Faster Algorithms for Testing under Conditional Sampling
This provides faster algorithms for statisticians and data scientists dealing with large domains, though it is incremental as it builds on prior work in sublinear algorithms.
The paper tackles the problem of distribution testing under conditional sampling, reducing the time and sample complexity for identity testing from Ω(ε^{-4}) to Ω(ε^{-2}), matching the information-theoretic lower bound, and for closeness testing from Ω(ε^{-4} log^5 k) to Ω(ε^{-5} log log k).
There has been considerable recent interest in distribution-tests whose run-time and sample requirements are sublinear in the domain-size $k$. We study two of the most important tests under the conditional-sampling model where each query specifies a subset $S$ of the domain, and the response is a sample drawn from $S$ according to the underlying distribution.
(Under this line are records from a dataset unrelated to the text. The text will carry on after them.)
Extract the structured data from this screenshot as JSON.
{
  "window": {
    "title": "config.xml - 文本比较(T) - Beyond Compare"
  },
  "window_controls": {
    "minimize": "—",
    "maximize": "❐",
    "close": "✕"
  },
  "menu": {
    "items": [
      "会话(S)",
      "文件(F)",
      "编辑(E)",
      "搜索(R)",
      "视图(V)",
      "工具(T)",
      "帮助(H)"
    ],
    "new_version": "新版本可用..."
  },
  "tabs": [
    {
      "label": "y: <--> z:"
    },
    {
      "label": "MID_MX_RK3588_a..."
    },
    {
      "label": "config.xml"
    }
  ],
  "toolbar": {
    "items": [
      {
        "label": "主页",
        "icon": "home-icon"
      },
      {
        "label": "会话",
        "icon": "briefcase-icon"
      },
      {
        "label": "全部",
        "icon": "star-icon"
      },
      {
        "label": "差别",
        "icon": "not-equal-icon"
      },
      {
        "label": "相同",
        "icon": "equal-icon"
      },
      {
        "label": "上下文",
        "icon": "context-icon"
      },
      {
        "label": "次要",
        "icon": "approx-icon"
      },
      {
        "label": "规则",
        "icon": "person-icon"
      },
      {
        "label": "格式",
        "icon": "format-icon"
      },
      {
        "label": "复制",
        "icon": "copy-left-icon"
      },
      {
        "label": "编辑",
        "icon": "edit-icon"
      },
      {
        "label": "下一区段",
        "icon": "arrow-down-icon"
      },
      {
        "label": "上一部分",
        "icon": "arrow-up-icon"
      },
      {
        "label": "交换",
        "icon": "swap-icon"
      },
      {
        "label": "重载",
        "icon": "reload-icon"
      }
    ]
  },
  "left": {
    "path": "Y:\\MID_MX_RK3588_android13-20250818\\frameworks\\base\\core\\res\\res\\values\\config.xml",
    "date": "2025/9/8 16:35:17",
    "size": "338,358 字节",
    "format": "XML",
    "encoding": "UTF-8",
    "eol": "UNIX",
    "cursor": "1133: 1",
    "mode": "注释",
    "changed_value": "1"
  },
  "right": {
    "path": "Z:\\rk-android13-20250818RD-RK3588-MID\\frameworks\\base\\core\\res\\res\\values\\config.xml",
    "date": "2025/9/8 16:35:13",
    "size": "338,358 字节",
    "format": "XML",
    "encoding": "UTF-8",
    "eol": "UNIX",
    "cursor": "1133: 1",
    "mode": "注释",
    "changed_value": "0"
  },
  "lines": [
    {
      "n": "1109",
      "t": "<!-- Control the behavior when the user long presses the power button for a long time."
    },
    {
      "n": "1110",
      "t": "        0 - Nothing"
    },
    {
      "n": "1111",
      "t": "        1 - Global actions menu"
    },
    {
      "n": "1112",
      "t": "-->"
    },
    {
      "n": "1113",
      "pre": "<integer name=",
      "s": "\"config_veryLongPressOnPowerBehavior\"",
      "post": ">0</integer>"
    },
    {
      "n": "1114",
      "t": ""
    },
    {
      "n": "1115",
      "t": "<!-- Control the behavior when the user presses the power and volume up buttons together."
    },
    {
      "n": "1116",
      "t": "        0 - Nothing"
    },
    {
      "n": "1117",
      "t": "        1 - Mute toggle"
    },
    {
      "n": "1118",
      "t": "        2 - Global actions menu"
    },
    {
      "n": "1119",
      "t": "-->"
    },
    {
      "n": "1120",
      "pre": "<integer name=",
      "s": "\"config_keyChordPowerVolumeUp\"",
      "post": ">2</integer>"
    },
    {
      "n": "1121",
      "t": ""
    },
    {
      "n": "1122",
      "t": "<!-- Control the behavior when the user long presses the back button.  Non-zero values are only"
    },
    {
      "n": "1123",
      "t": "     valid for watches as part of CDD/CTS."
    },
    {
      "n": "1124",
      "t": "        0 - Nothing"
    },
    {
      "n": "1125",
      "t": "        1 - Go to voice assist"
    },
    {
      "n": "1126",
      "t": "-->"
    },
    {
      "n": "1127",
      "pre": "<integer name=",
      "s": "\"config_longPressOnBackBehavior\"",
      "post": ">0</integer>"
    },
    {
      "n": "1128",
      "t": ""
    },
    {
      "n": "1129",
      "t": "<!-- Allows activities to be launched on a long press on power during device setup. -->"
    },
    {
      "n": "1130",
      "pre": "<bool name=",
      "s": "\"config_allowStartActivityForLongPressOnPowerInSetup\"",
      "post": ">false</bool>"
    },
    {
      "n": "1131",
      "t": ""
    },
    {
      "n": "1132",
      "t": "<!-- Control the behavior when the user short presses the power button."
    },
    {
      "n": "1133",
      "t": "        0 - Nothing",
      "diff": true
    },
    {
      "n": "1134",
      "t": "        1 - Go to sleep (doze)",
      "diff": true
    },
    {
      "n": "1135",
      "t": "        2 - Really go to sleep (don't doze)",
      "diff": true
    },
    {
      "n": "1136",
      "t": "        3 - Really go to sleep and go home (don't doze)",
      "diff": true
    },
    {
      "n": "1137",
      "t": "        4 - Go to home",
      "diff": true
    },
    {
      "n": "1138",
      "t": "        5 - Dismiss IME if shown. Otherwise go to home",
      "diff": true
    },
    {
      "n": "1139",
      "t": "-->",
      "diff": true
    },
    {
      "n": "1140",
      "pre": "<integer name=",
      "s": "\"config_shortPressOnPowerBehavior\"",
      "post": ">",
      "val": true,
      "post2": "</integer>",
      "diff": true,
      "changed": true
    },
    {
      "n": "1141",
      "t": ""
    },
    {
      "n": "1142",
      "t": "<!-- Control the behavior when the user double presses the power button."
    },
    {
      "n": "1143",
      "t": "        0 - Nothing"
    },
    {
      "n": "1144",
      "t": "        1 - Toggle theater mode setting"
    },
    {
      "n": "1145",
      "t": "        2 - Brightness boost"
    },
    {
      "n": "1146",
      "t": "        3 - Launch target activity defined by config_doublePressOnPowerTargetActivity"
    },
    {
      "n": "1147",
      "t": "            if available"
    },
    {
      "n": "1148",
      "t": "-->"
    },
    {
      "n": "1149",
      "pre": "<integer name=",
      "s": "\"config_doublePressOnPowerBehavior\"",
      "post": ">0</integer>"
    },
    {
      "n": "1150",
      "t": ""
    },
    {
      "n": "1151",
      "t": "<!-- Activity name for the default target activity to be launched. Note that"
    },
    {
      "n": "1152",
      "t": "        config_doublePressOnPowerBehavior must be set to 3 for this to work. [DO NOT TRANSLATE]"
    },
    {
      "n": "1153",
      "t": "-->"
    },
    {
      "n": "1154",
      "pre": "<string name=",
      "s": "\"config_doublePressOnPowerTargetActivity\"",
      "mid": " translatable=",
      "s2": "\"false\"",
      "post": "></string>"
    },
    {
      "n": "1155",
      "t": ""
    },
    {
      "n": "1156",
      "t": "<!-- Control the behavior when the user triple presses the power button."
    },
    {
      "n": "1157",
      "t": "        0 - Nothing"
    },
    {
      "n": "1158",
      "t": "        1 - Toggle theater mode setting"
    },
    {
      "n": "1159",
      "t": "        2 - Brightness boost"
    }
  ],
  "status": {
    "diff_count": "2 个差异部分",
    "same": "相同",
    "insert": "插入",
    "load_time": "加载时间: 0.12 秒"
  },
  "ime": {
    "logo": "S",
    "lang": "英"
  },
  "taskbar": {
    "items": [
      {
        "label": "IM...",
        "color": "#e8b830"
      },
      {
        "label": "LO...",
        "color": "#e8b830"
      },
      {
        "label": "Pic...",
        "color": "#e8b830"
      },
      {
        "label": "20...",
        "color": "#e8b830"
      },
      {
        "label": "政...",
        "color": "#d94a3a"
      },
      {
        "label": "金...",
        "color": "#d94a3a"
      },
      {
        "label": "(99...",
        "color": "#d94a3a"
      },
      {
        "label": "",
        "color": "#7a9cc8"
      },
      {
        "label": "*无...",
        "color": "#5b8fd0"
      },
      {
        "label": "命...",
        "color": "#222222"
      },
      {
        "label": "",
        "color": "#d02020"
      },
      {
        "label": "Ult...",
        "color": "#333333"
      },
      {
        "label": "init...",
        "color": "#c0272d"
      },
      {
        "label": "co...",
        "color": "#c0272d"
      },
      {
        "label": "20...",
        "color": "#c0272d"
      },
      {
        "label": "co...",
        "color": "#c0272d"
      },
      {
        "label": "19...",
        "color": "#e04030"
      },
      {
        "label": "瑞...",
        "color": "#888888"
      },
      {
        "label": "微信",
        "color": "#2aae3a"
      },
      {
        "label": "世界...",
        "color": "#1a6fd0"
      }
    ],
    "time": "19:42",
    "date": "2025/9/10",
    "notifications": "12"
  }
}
For identity testing, which asks whether the underlying distribution equals a specific given distribution or $ε$-differs from it, we reduce the known time and sample complexities from $\tilde{\mathcal{O}}(ε^{-4})$ to $\tilde{\mathcal{O}}(ε^{-2})$, thereby matching the information theoretic lower bound. For closeness testing, which asks whether two distributions underlying observed data sets are equal or different, we reduce existing complexity from $\tilde{\mathcal{O}}(ε^{-4} \log^5 k)$ to an even sub-logarithmic $\tilde{\mathcal{O}}(ε^{-5} \log \log k)$ thus providing a better bound to an open problem in Bertinoro Workshop on Sublinear Algorithms [Fisher, 2004].